Meghan Markle was photographed for the first time since she and Prince Harry announced on Instagram last week that they would like to step back from royal duties and spend part of their time living abroad. And this just 48 hours after the Queen’s letter was released confirming that she and the British royal family were in support of their plans.

As always, timing here is critical. She wasted no time getting back out there because, as we know, it’s been a few weeks. She and Prince Harry were on break before the holidays and during the holidays to focus on family and being with Archie and then all the drama exploded, but in spite of all the recent noise, they’ve always maintained that they’ve wanted to work. Some of the critical narrative about the Sussexes, and Meghan especially, as you know, has been that they just want to jet out of England and live the celebrity life and go to parties. The decision, then, to reemerge so quickly as soon as the Queen gave her blessing is, in part, to offset that assumption. 
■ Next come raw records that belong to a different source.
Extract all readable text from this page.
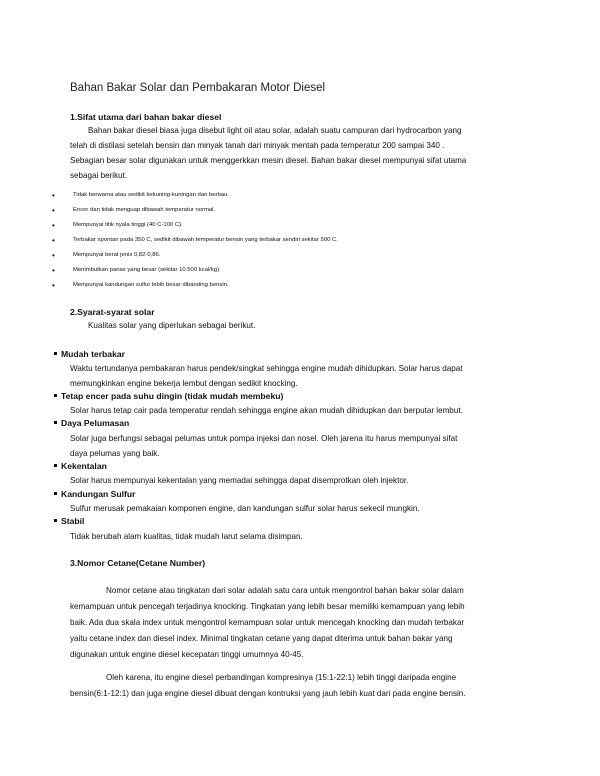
Bahan Bakar Solar dan Pembakaran Motor Diesel
1.Sifat utama dari bahan bakar diesel
Bahan bakar diesel biasa juga disebut light oil atau solar, adalah suatu campuran dari hydrocarbon yang
telah di distilasi setelah bensin dan minyak tanah dari minyak mentah pada temperatur 200 sampai 340 .
Sebagian besar solar digunakan untuk menggerkkan mesin diesel. Bahan bakar diesel mempunyai sifat utama
sebagai berikut.
• Tidak berwarna atau sedikit kekuning-kuningan dan berbau.
• Encer dan tidak menguap dibawah temperatur normal.
• Mempunyai titik nyala tinggi (40 C-100 C).
• Terbakar spontan pada 350 C, sedikit dibawah temperatur bensin yang terbakar sendiri sekitar 500 C.
• Mempunyai berat jenis 0,82-0,86.
• Menimbulkan panas yang besar (sekitar 10.500 kcal/kg).
• Mempunyai kandungan sulfur lebih besar dibanding bensin.
2.Syarat-syarat solar
Kualitas solar yang diperlukan sebagai berikut.
Mudah terbakar
Waktu tertundanya pembakaran harus pendek/singkat sehingga engine mudah dihidupkan. Solar harus dapat
memungkinkan engine bekerja lembut dengan sedikit knocking.
Tetap encer pada suhu dingin (tidak mudah membeku)
Solar harus tetap cair pada temperatur rendah sehingga engine akan mudah dihidupkan dan berputar lembut.
Daya Pelumasan
Solar juga berfungsi sebagai pelumas untuk pompa injeksi dan nosel. Oleh jarena itu harus mempunyai sifat
daya pelumas yang baik.
Kekentalan
Solar harus mempunyai kekentalan yang memadai sehingga dapat disemprotkan oleh injektor.
Kandungan Sulfur
Sulfur merusak pemakaian komponen engine, dan kandungan sulfur solar harus sekecil mungkin.
Stabil
Tidak berubah alam kualitas, tidak mudah larut selama disimpan.
3.Nomor Cetane(Cetane Number)
Nomor cetane atau tingkatan dari solar adalah satu cara untuk mengontrol bahan bakar solar dalam
kemampuan untuk pencegah terjadinya knocking. Tingkatan yang lebih besar memiliki kemampuan yang lebih
baik. Ada dua skala index untuk mengontrol kemampuan solar untuk mencegah knocking dan mudah terbakar
yaitu cetane index dan diesel index. Minimal tingkatan cetane yang dapat diterima untuk bahan bakar yang
digunakan untuk engine diesel kecepatan tinggi umumnya 40-45.
Oleh karena, itu engine diesel perbandingan kompresinya (15:1-22:1) lebih tinggi daripada engine
bensin(6:1-12:1) dan juga engine diesel dibuat dengan kontruksi yang jauh lebih kuat dari pada engine bensin.
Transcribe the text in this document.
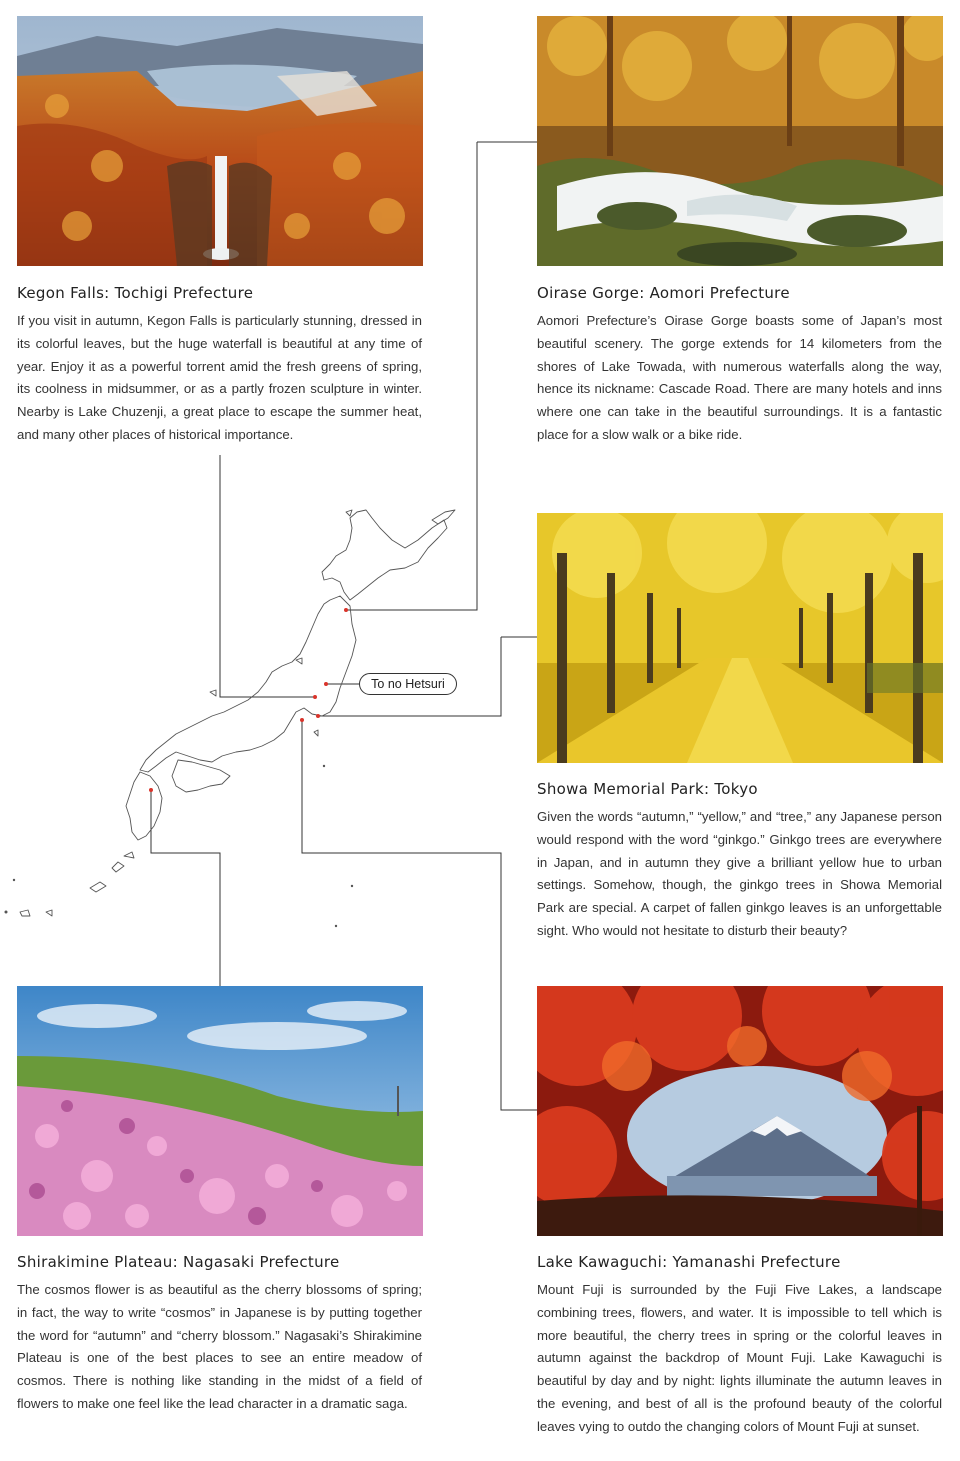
To no Hetsuri
Kegon Falls: Tochigi Prefecture
If you visit in autumn, Kegon Falls is particularly stunning, dressed in its colorful leaves, but the huge waterfall is beautiful at any time of year. Enjoy it as a powerful torrent amid the fresh greens of spring, its coolness in midsummer, or as a partly frozen sculpture in winter. Nearby is Lake Chuzenji, a great place to escape the summer heat, and many other places of historical importance.
Oirase Gorge: Aomori Prefecture
Aomori Prefecture’s Oirase Gorge boasts some of Japan’s most beautiful scenery. The gorge extends for 14 kilometers from the shores of Lake Towada, with numerous waterfalls along the way, hence its nickname: Cascade Road. There are many hotels and inns where one can take in the beautiful surroundings. It is a fantastic place for a slow walk or a bike ride.
Showa Memorial Park: Tokyo
Given the words “autumn,” “yellow,” and “tree,” any Japanese person would respond with the word “ginkgo.” Ginkgo trees are everywhere in Japan, and in autumn they give a brilliant yellow hue to urban settings. Somehow, though, the ginkgo trees in Showa Memorial Park are special. A carpet of fallen ginkgo leaves is an unforgettable sight. Who would not hesitate to disturb their beauty?
Shirakimine Plateau: Nagasaki Prefecture
The cosmos flower is as beautiful as the cherry blossoms of spring; in fact, the way to write “cosmos” in Japanese is by putting together the word for “autumn” and “cherry blossom.” Nagasaki’s Shirakimine Plateau is one of the best places to see an entire meadow of cosmos. There is nothing like standing in the midst of a field of flowers to make one feel like the lead character in a dramatic saga.
Lake Kawaguchi: Yamanashi Prefecture
Mount Fuji is surrounded by the Fuji Five Lakes, a landscape combining trees, flowers, and water. It is impossible to tell which is more beautiful, the cherry trees in spring or the colorful leaves in autumn against the backdrop of Mount Fuji. Lake Kawaguchi is beautiful by day and by night: lights illuminate the autumn leaves in the evening, and best of all is the profound beauty of the colorful leaves vying to outdo the changing colors of Mount Fuji at sunset.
And there’s no better place to do that than Vancouver’s Downtown Eastside:

This blog was born in Vancouver. I lived and worked in Vancouver almost 15 years and those of you who’ve been reading this blog from the beginning will know that I started it before I joined Covenant House Vancouver, a non-profit organisation dedicated to helping the city’s at-risk and homeless youth. Between all the agencies based in Vancouver’s downtown core, there is a lot of overlap in service because there’s overlap in the client base and because the need is so great. Even before the opioid crisis became mainstream news, there were so many, too many, people struggling in Vancouver. And on top of that, young people, many of them girls, are escaping violence and abuse. 

This, of course, is not new for those of us who know Vancouver. But it’s probably not all that well-known to those who’ve been talking about Vancouver and British Columbia over the last couple of weeks since Harry and Meghan put the city so brightly in the spotlight. British Columbia IS beautiful. But BC isn’t perfect. Canada isn’t perfect. For many years now we’ve been confronting our nation’s negligence in caring about and seeking justice for the Missing and Murdered Indigenous Women on the Highway of Tears, an 800 km stretch of road in British Columbia where dozens of women have disappeared. Beyond the Highway of Tears, it’s estimated that thousands of Indigenous women have vanished, to the point that it’s been called a “genocide” and it’s undeniable – their whereabouts weren’t pursued, their wellbeing wasn’t considered, because of their Indigenous heritage. As a Canadian myself, I can’t say honestly that I paid the situation enough attention, and as terrible as it feels to admit it, it’s certainly nowhere near as terrible as it feels to be a member of the Indigenous community, your loved ones gone missing and perhaps murdered, and to know that nobody gave a sh-t. This is a national shame, a shame has to be acknowledged because there’s no way to move on and find solutions and, hopefully, ultimately heal so that some form of justice can be achieved and so that change can happen. 

The Downtown Eastside Women’s Centre, where Meghan visited yesterday, is based in a neighbourhood “known as ground zero for violence against Indigenous women and girls” and last year shared a report called Red Women Rising: Indigenous Women Survivors in Vancouver’s Downtown Eastside, “based on the lived experience, leadership, and expertise of Indigenous survivors. This comprehensive report is the culmination of a participatory process with 113 Indigenous women and 15 non-Indigenous women regarding the National Inquiry into Missing and Murdered Indigenous Women and Girls.”

These were the stories that would have been shared with Meghan yesterday. And this is the work that is hopefully being highlighted by her appearance.